Alex had thought he’d pissed her off a couple of times before, but he’d never managed to get her this worked up. “Any idea what they did?”
“Too much.” She waved the tablet she had been using as she floated back up into view, her face carved with an unprecedented level of annoyance. “They removed the primary mediboard AI and nutrition pod as well as a few other parts. The AI is the most distressing alteration.”
She was right, it was very distressing. “Then how the hell is this thing working?” He found himself suddenly not wanting to be on the mediboard anymore, despite how bad his injuries were.
“It appears that the software aspect had been offloaded to the ship AI. The secondary shipboard AI is taking care of your repairs. It is a small unit, very simple. From what little documentation there is, I do not think feeding is included in its programming that’s kept in the data store.”
“Oh.” Alex puzzled over that for a moment. The primary AI was powerful enough to handle superluminal navigation, so running a mediboard shouldn’t be a problem. The secondary doing it was a little bit like finding out the best robot vacuum money could buy was now his surgeon. “Ship’s AI was shut down safely, right?”
“Yes. The coolant system was partially vented in the dead-hand sequence, everything attached to it was successfully shut down before any thermal damage occurred.” The sharp tone in her voice dialed back as she started talking about something other than what angered her in the first place “Offloading the mediboard’s workload so it could handle both of our biologies was not a bad idea, though I believe it was not thoroughly executed.”
“Seems to be a mixed bag.” Alex wanted to slouch, heave a huge sigh and generally act dramatic. He wasn’t sure if it was because he couldn’t or if he actually was like that and hadn’t realized it until now. He settled for a frown.
“Certainly.” The fire in her blue eyes died down as she rubbed them and slicked back her antennae. “I could fabricate another nutrition pod for this unit, but I do not believe that it would work.”
“Shouldn’t those parts be like new?” That was his understanding of a fabrication matrix, anyway. They had two of the best humanity made in the engineering bay, those should be able to turn out just about any part they needed.
“While it should function normally, it would require code we do not seem to have to be spliced into its programming.” She nodded at him, eyes still closed and gesturing with her hands as she ticked off the problems she hadn’t spoken out loud before. “As well as a full system reboot. In your current state that would not be fatal, but it would likely be excruciating.” She paused and stared off into the distance for a heartbeat. “As long as it worked as intended. I am sorry.”

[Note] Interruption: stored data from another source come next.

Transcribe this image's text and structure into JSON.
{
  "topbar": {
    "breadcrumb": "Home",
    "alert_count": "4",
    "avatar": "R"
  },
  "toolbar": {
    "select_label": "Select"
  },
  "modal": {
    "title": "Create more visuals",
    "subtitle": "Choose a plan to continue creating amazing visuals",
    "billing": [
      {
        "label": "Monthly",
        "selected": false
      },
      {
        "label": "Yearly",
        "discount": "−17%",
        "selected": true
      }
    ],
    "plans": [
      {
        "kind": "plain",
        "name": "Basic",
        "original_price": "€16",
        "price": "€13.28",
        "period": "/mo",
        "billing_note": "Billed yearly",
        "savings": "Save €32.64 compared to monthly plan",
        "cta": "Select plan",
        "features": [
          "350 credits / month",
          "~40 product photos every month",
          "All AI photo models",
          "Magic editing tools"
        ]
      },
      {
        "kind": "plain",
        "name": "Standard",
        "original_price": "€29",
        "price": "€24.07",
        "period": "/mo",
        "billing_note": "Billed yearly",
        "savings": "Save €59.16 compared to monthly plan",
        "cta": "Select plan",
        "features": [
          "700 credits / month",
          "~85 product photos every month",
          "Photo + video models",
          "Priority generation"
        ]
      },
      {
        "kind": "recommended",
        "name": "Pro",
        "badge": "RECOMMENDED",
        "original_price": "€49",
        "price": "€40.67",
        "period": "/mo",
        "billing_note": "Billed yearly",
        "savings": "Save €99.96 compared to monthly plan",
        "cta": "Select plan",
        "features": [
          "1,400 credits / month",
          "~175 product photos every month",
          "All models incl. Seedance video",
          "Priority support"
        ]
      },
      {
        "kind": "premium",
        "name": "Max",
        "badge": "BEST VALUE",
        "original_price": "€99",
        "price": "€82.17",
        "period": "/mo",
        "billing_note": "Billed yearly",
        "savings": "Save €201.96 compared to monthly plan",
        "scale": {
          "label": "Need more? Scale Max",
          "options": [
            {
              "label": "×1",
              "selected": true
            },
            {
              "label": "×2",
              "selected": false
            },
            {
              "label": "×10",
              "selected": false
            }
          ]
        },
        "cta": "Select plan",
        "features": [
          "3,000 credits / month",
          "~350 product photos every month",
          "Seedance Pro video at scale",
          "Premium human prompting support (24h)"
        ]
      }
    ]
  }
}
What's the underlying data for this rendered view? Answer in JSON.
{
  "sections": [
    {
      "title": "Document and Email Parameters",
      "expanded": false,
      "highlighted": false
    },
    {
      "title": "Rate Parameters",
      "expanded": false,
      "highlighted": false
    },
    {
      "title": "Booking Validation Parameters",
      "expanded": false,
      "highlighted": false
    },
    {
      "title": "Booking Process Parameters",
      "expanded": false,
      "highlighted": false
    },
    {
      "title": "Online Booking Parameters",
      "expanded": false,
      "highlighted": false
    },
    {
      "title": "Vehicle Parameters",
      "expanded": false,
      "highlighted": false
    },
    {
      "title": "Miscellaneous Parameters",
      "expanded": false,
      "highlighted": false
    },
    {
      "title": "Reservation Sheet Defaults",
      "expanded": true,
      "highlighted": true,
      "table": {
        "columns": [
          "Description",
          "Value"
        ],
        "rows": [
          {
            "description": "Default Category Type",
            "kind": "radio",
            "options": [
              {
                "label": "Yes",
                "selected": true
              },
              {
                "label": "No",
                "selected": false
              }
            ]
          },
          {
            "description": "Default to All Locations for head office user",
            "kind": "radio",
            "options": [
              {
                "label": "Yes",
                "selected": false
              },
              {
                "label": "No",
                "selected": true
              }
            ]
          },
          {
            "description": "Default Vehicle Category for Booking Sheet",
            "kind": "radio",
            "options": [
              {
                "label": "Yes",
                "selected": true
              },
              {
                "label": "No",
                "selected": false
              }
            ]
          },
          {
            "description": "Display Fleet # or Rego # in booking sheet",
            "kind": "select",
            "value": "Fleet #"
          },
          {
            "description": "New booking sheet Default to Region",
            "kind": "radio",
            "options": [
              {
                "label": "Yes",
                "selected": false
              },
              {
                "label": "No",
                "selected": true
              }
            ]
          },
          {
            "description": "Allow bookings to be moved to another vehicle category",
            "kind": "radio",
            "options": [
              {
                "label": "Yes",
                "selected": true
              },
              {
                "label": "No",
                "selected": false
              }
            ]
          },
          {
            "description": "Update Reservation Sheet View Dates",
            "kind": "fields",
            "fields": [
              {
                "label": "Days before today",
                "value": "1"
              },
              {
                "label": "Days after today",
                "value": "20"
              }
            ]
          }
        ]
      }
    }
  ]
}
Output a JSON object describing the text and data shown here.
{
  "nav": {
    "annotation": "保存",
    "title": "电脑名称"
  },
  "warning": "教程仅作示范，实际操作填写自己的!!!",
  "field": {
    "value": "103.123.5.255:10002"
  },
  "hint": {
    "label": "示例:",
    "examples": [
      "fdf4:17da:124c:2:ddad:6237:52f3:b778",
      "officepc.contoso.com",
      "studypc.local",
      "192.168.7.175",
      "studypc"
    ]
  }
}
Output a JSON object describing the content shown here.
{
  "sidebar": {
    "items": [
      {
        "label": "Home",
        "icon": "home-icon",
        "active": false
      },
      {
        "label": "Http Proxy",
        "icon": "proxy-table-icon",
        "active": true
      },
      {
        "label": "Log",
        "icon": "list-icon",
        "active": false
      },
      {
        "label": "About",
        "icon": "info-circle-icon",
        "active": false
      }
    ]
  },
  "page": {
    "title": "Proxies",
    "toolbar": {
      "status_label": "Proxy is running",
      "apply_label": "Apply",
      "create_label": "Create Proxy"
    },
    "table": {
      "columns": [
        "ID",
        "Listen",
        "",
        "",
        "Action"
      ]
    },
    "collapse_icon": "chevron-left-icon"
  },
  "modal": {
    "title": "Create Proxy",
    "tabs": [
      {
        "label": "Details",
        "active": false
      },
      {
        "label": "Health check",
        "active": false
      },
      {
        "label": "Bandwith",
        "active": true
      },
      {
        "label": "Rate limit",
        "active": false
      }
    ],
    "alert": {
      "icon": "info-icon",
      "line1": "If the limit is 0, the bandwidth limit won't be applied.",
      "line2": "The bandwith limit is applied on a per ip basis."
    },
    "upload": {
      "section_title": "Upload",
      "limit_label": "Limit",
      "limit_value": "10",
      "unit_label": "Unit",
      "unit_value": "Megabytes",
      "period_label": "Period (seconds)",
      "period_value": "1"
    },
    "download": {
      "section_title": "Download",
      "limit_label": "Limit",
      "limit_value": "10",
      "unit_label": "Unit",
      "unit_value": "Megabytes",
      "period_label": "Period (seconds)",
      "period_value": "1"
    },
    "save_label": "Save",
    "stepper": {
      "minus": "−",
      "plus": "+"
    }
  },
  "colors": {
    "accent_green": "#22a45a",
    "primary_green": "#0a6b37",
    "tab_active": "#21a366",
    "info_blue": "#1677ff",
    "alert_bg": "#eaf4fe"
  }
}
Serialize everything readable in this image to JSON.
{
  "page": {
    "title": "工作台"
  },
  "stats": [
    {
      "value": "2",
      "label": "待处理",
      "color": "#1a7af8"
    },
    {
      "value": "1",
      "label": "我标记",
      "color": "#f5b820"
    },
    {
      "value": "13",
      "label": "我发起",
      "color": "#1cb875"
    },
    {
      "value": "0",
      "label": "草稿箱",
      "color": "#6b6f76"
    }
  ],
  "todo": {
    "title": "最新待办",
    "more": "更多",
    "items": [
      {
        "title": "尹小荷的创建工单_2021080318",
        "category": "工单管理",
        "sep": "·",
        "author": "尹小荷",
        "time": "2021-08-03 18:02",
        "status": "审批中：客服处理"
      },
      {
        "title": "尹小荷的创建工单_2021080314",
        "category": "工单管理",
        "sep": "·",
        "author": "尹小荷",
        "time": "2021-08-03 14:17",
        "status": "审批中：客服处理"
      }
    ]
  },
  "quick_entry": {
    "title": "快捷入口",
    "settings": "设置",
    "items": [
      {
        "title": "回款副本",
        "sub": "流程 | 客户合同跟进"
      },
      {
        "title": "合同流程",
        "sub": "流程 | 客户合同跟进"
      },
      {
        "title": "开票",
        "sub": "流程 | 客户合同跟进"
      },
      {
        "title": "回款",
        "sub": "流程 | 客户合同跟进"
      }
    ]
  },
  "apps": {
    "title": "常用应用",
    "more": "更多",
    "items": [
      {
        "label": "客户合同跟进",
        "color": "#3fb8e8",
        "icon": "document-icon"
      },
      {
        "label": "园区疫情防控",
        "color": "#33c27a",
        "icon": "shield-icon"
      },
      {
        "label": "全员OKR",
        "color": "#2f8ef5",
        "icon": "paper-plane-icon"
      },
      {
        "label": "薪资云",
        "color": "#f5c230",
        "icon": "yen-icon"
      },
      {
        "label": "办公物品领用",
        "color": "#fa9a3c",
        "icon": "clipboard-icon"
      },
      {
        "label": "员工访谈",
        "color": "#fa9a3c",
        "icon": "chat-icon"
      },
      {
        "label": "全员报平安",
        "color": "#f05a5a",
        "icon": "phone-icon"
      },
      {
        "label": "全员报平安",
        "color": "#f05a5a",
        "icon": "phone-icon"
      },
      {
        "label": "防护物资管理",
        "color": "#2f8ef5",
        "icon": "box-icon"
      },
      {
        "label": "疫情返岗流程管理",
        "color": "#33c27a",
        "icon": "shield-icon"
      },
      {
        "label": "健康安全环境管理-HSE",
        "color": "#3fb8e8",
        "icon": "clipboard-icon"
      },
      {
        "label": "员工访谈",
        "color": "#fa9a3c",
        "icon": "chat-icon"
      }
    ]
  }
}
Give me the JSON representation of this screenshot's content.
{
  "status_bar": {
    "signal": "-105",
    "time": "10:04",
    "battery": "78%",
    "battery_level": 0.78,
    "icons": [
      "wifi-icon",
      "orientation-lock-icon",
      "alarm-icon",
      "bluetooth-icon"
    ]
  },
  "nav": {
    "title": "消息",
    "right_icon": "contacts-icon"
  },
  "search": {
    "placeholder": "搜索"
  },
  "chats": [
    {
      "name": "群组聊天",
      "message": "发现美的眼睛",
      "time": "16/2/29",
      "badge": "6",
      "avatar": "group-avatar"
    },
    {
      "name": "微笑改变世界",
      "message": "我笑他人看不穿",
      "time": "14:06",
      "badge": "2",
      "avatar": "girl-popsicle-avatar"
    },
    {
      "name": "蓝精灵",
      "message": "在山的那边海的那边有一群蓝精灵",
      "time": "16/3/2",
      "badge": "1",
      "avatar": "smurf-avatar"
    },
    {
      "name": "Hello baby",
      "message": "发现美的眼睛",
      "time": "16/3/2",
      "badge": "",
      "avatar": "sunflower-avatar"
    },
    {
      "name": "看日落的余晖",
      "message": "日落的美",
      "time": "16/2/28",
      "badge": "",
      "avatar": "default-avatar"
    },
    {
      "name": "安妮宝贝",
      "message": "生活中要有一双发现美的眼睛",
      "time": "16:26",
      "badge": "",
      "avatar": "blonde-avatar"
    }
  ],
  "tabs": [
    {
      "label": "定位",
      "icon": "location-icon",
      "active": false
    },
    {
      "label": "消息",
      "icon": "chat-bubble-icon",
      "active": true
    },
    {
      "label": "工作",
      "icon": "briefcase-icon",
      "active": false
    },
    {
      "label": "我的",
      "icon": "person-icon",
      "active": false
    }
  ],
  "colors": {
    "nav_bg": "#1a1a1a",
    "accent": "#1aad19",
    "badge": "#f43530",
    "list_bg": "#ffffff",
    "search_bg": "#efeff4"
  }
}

The apology stunned him. Just a little bit, but it kept him silent for several seconds. He hadn’t expected to hear something like that from her, ever, but she had been unspecific for once. “But it would be fatal if it didn’t, right?”
“That is the likely outcome.” Carbon’s antennae perked up a little bit as she continued, the act of problem solving almost instantly improving her mood. “If that did occur, I could have the secondary AI restored to its original settings within an hour. Between the trauma surgeon and a few select amputations, I am almost certain you could survive that long.”
“No that’s fine.” Alex blurted out the words as fast as they’d go. “I’m willing to entertain pretty much any other ideas you’ve got, though.”
“That is perhaps best left as a final option.” She deflated slightly, clicking her claws on the tablet as she thought. “I believe the most simple answer may be the best, in this situation.”
“What’s that?”
“I will take care of this myself.” She sighed, resigned, and slipped the tablet under her arm. “What would you like to eat?”